If I were to ask ‘
What’s their logo?,’ of an average Firefox user, the answer you’d expect (and can safely bet your money on) would be "
A red fox around a globe" except, of course, for the fact that isn’t. Well, yes, that
is a globe, but that logo has
never actually featured a red fox!
What you see above isn’t a fox. Sure, it may look like one, but it isn’t. As a matter of fact, it has nothing to do with a red fox or a brown fox, and if you had said ‘red raccoon’ or ‘tiny and very-colorful panda’ you would have been a lot closer to the truth.
Firefox’s official name-and-logo sake is the ‘Red Panda.’ It looks like a raccoon, eats like a panda, it’s related to neither, and is a dark shade of reddish-brown. The Americans call it 'Red Panda,' the Germans ‘Katzenbär,’ and the Chinese ‘hǔo hú (火狐),’ which translates directly to ‘Fire Fox.’

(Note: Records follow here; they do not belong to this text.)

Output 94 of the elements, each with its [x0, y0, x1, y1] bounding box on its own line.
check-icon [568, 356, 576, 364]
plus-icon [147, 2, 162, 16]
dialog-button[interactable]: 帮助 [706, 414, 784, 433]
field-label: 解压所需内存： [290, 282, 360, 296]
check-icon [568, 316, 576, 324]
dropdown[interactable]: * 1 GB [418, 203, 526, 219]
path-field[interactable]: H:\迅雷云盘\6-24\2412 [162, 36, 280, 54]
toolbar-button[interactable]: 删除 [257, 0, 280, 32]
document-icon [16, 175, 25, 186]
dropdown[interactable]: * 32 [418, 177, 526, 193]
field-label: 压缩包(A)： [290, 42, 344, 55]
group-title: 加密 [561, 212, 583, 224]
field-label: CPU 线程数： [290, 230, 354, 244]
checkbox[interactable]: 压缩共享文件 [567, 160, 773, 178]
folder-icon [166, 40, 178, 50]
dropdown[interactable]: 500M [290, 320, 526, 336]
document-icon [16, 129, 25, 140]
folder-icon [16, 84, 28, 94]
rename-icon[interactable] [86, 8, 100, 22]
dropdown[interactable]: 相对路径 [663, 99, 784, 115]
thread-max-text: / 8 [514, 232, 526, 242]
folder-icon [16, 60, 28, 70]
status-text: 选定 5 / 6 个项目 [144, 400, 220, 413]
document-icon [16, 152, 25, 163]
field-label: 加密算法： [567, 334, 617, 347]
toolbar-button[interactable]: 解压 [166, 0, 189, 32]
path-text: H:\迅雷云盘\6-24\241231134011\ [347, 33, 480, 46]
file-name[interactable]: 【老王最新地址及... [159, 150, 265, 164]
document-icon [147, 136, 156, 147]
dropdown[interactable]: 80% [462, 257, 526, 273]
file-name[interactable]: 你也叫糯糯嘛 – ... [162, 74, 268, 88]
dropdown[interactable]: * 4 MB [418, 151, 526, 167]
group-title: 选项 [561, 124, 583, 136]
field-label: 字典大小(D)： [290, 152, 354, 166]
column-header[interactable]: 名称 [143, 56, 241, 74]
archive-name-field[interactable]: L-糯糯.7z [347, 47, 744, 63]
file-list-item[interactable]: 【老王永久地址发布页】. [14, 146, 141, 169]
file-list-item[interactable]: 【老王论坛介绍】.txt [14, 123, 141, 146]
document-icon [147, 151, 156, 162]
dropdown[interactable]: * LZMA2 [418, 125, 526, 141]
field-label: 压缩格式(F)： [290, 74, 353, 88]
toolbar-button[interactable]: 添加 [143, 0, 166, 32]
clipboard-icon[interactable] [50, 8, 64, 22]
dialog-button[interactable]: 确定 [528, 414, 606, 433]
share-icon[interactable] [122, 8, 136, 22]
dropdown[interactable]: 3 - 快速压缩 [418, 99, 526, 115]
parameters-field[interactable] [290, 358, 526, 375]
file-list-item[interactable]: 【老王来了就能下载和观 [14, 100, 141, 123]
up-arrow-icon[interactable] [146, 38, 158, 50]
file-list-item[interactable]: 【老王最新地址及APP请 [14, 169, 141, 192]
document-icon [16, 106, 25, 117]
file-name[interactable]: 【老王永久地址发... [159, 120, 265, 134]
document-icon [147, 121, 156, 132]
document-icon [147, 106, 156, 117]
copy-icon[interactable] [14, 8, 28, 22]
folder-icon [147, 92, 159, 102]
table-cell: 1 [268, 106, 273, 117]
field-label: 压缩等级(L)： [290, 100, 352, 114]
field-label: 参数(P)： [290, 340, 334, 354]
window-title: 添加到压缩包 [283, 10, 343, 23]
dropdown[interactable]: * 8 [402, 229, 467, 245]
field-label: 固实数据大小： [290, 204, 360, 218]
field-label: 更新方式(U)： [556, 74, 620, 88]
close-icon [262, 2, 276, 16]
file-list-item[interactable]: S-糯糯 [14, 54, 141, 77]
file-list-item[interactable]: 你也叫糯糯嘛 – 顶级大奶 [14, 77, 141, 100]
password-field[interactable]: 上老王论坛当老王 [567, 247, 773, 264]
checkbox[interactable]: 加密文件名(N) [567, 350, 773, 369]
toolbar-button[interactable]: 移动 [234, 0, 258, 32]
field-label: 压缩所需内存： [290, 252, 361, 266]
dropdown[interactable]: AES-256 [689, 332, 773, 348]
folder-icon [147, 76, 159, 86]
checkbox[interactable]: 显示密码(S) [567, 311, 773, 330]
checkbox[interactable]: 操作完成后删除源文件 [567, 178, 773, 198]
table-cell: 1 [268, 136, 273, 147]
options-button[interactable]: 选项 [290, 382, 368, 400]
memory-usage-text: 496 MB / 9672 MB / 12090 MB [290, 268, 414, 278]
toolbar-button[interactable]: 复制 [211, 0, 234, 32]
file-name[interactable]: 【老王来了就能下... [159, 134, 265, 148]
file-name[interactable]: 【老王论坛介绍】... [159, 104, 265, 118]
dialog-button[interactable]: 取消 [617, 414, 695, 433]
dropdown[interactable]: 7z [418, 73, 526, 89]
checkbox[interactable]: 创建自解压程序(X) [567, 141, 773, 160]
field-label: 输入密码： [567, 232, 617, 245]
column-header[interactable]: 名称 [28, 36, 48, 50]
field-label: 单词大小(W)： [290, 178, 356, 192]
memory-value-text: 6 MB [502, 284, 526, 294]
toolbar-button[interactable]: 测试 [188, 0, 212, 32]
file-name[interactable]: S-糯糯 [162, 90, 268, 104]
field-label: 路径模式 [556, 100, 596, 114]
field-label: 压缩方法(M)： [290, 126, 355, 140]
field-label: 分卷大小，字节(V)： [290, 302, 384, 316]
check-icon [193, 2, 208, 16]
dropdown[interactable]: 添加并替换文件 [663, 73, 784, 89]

This is the creature depicted in Firefox’s logo. When Firefox 0.8 came along (bare months after the name change from Firebird to Firefox), Firefox had a new logo. Jon Hicks is the renowned author of the Firefox logo today, and his logo was designed to
look like the literal name of the software (a fox on fire), yet not deviate too much from the original Red Panda namesake.
Arguably, the animal on the globe
is a fox, and as such the answer to the question posed earlier up really is a fox, but at this point, it’s just semantics. In reality, the creature on the globe is a depiction of a reddish-colored, long-bodied, tail-endowed, species; and just like the browser, it’s on fire.